How Many Books Can One Writer Juggle?

I’m generally a goal oriented person. When I’m working on a book, I try to stay on task, whether it’s the first draft or tenth. I want to get to the end, cross the finish line, put a checkmark on my to-do list.

But sometimes moving a book forward makes me feel like Sisyphus, with my damned rock stuck in a crevice. I try to stay focused, but all I’m producing is uninspired crap. It’s not long before I realize I’ve spent the last hour of my writing time looking at cute cat videos on Facebook.

While I was trying to interest an agent in my first novel Goddess, and when I subsequently prepared to publish it myself, I felt very disconnected from my creative side. My writing time was spent sending out query letters, working with a designer on a cover, and asking (i.e. begging) advance reviewers to take a look at my book. I know being a writer is at least 80% marketing, but it didn’t feel very satisfying.

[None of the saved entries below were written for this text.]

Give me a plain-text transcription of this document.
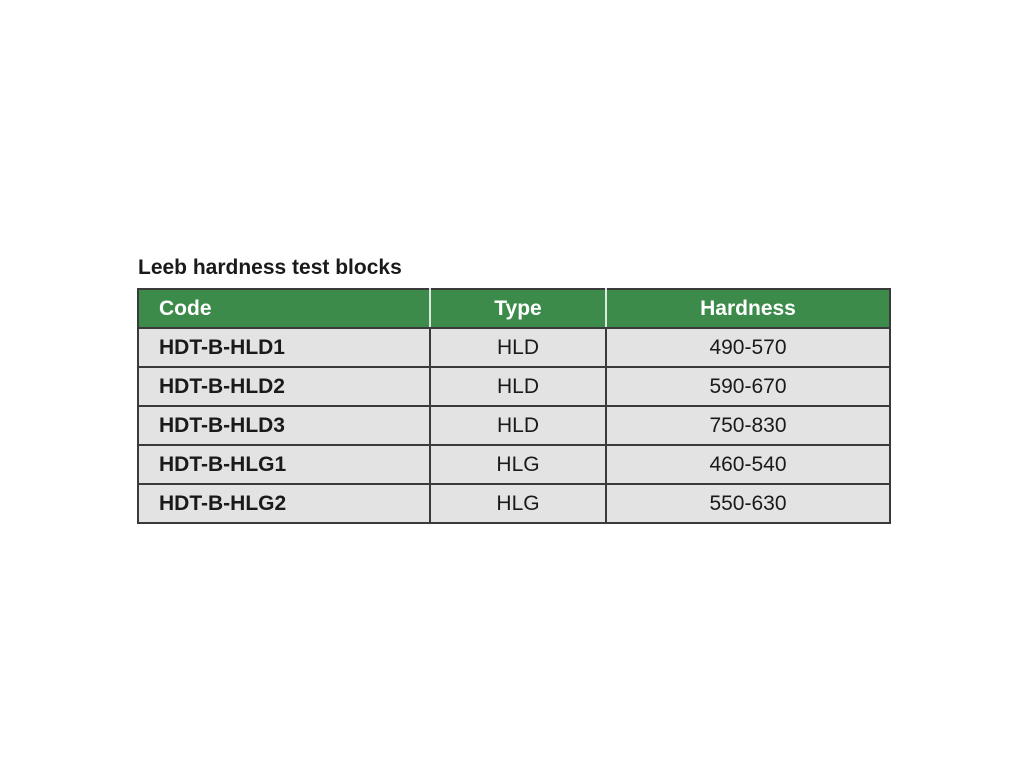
Leeb hardness test blocks
Code	Type	Hardness
HDT-B-HLD1	HLD	490-570
HDT-B-HLD2	HLD	590-670
HDT-B-HLD3	HLD	750-830
HDT-B-HLG1	HLG	460-540
HDT-B-HLG2	HLG	550-630
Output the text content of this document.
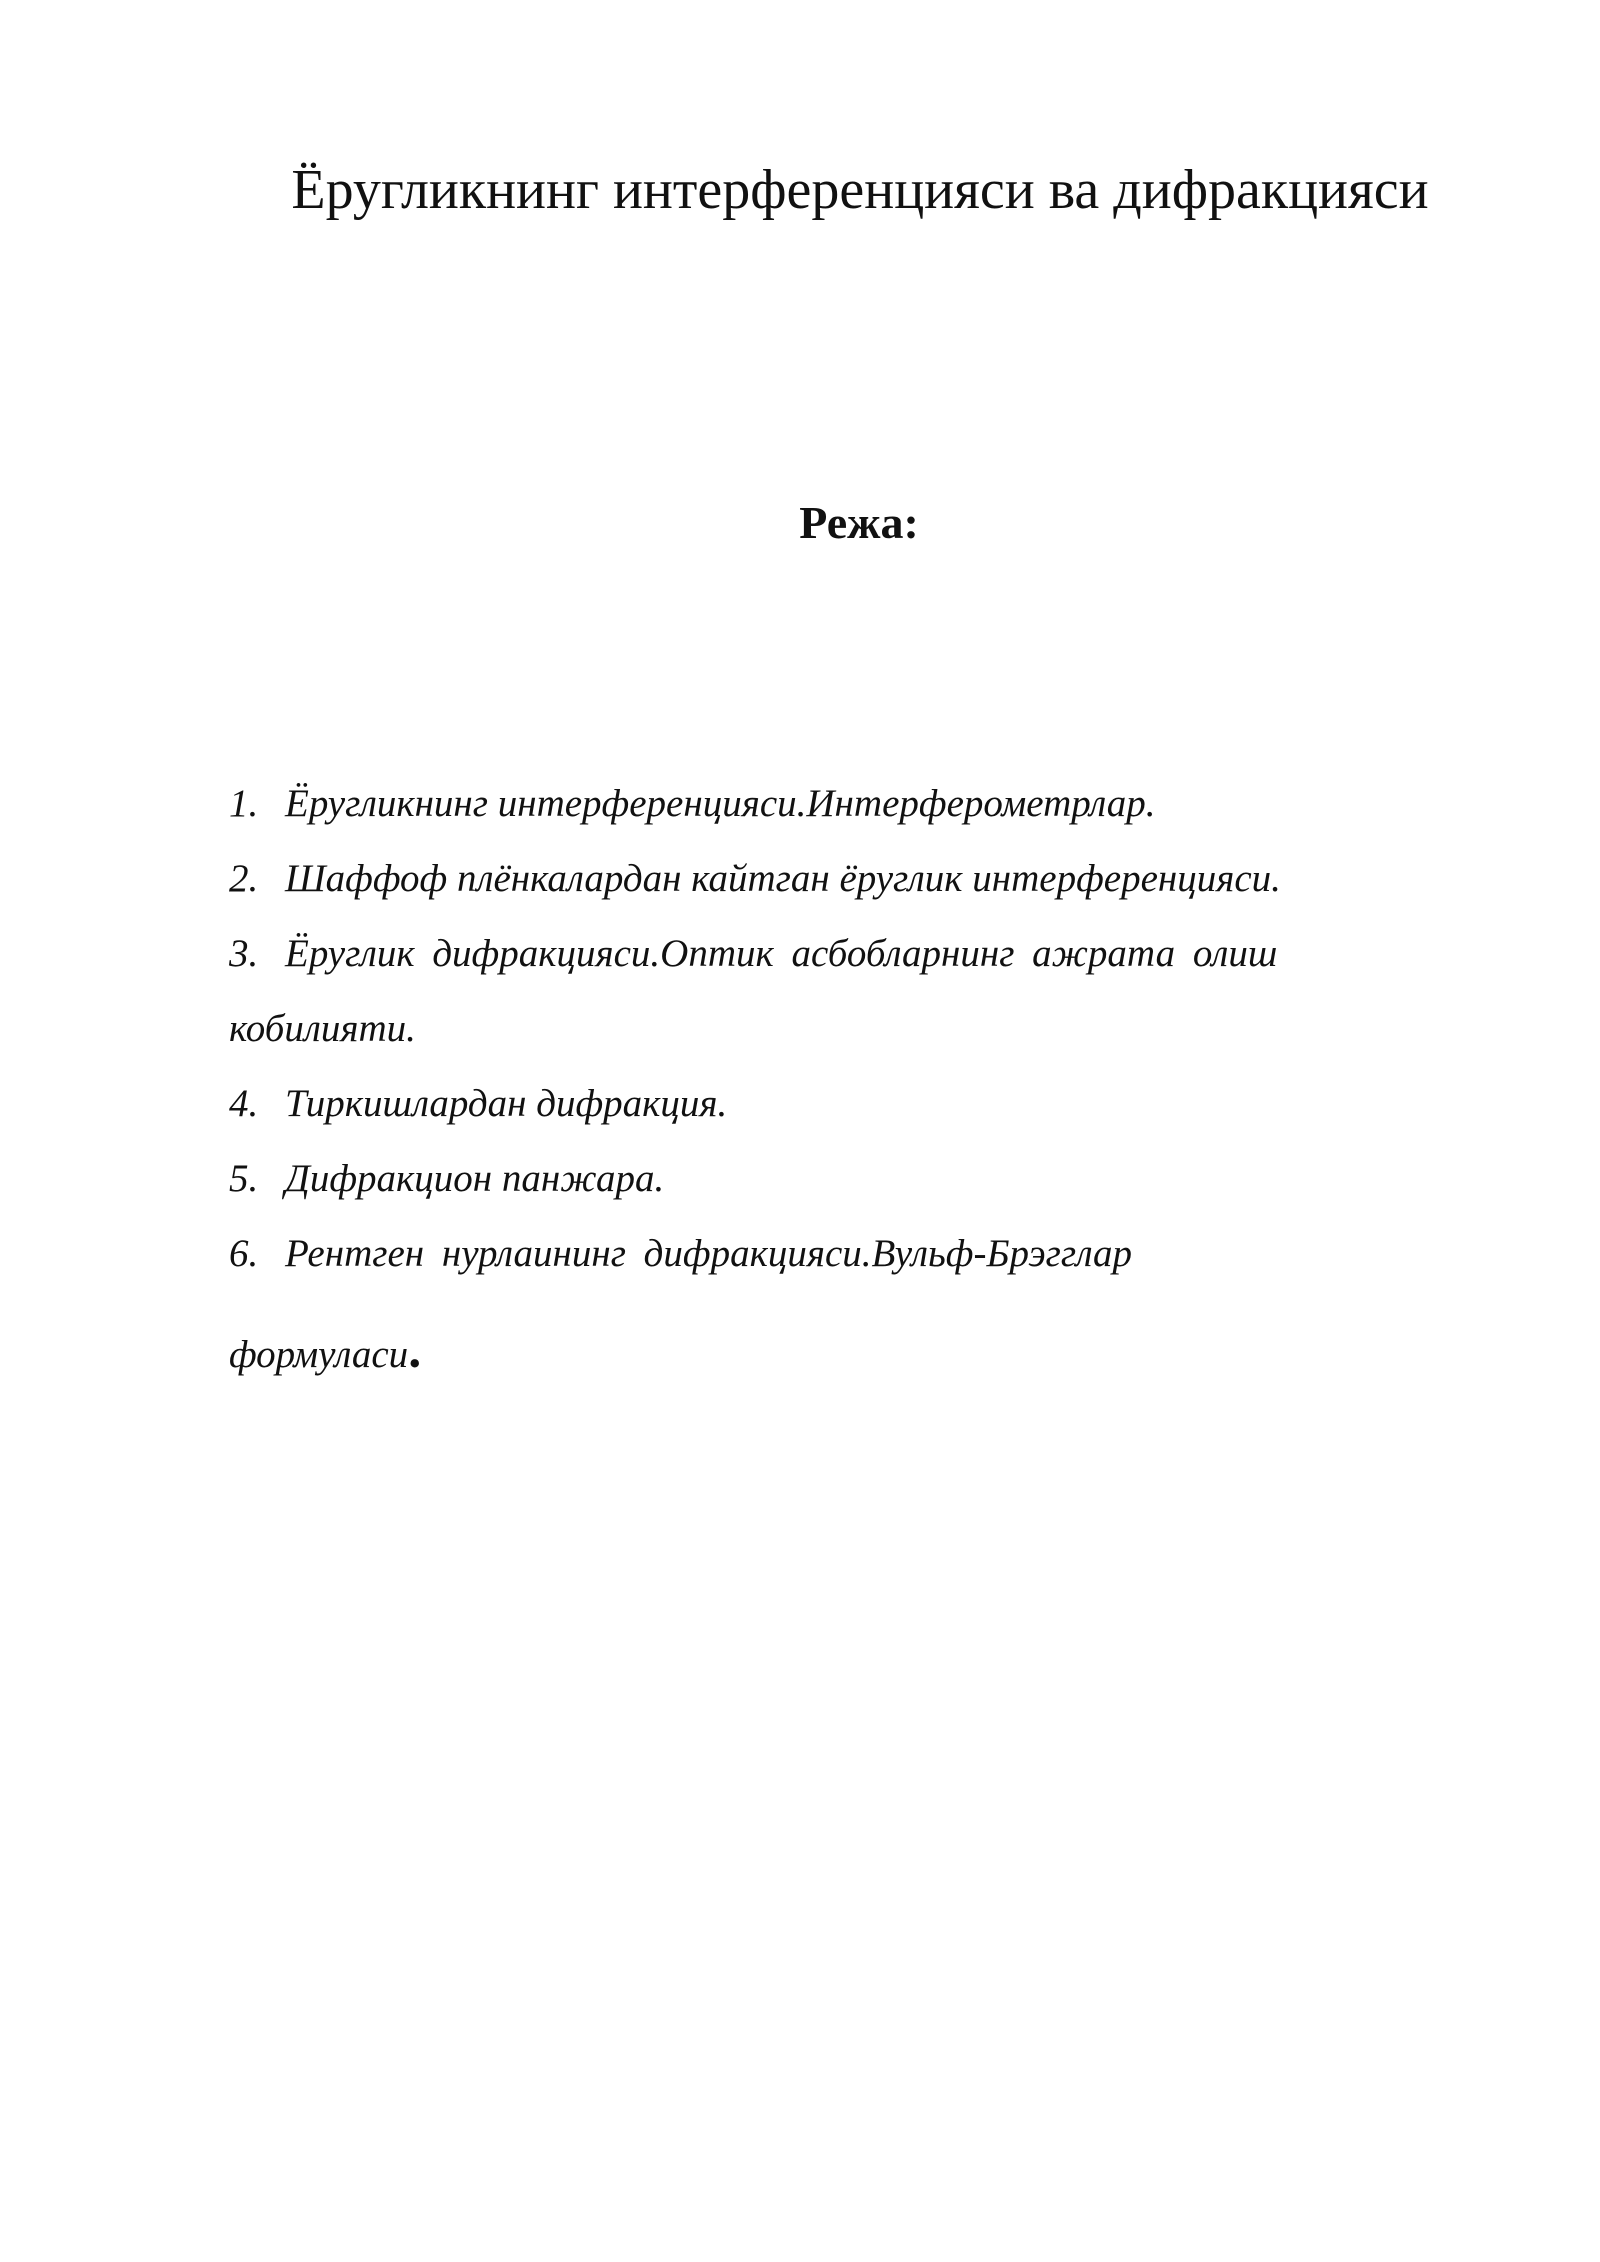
Ёругликнинг интерференцияси ва дифракцияси
Режа:
1. Ёругликнинг интерференцияси.Интерферометрлар.
2. Шаффоф плёнкалардан кайтган ёруглик интерференцияси.
3. Ёруглик дифракцияси.Оптик асбобларнинг ажрата олиш
кобилияти.
4. Тиркишлардан дифракция.
5. Дифракцион панжара.
6. Рентген нурлаининг дифракцияси.Вульф-Брэгглар
формуласи.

To make myself feel better, I read through a screenplay that I wrote a decade or so before called Anywhere’s Better Than Here. It’s about an ambitious television reporter stuck in the most nowhere town in America. Her only hope of making it back to a major television market is by landing a big story with the help of a local yokel cameraman.

The script never quite worked as a straight comedy, but if I emphasized the two characters’ love/hate relationship more, I thought it would make a great romance novel. I worked on the script-to-book translation in my spare time. It was relatively easy – mostly fleshing out the characters and scenes. More importantly, it felt creatively satisfying. I almost finished the first draft of the book by the time Goddess’s publication date arrived.

But then I felt like I needed to start on book 2 of the Goddess trilogy. After all, I didn’t want to leave readers hanging, especially since I’d written a cliff hanger. I wrote an outline and the first few chapters, but I just couldn’t get inspired to go further. After beating my head against the wall for almost a month, I decided I needed another break. Anywhere was calling to me. I was still excited by the characters and the story. I was itching to keep writing. It felt right.

Now I’m part way through the second draft. It needs work, but I’m very pleased with most of what I’ve written. I feel a little guilty that I’m not working on Goddess, but being inspired is too great a high to let go.

Who else likes to have more than one iron in the fire? I’d love to hear how it works for you.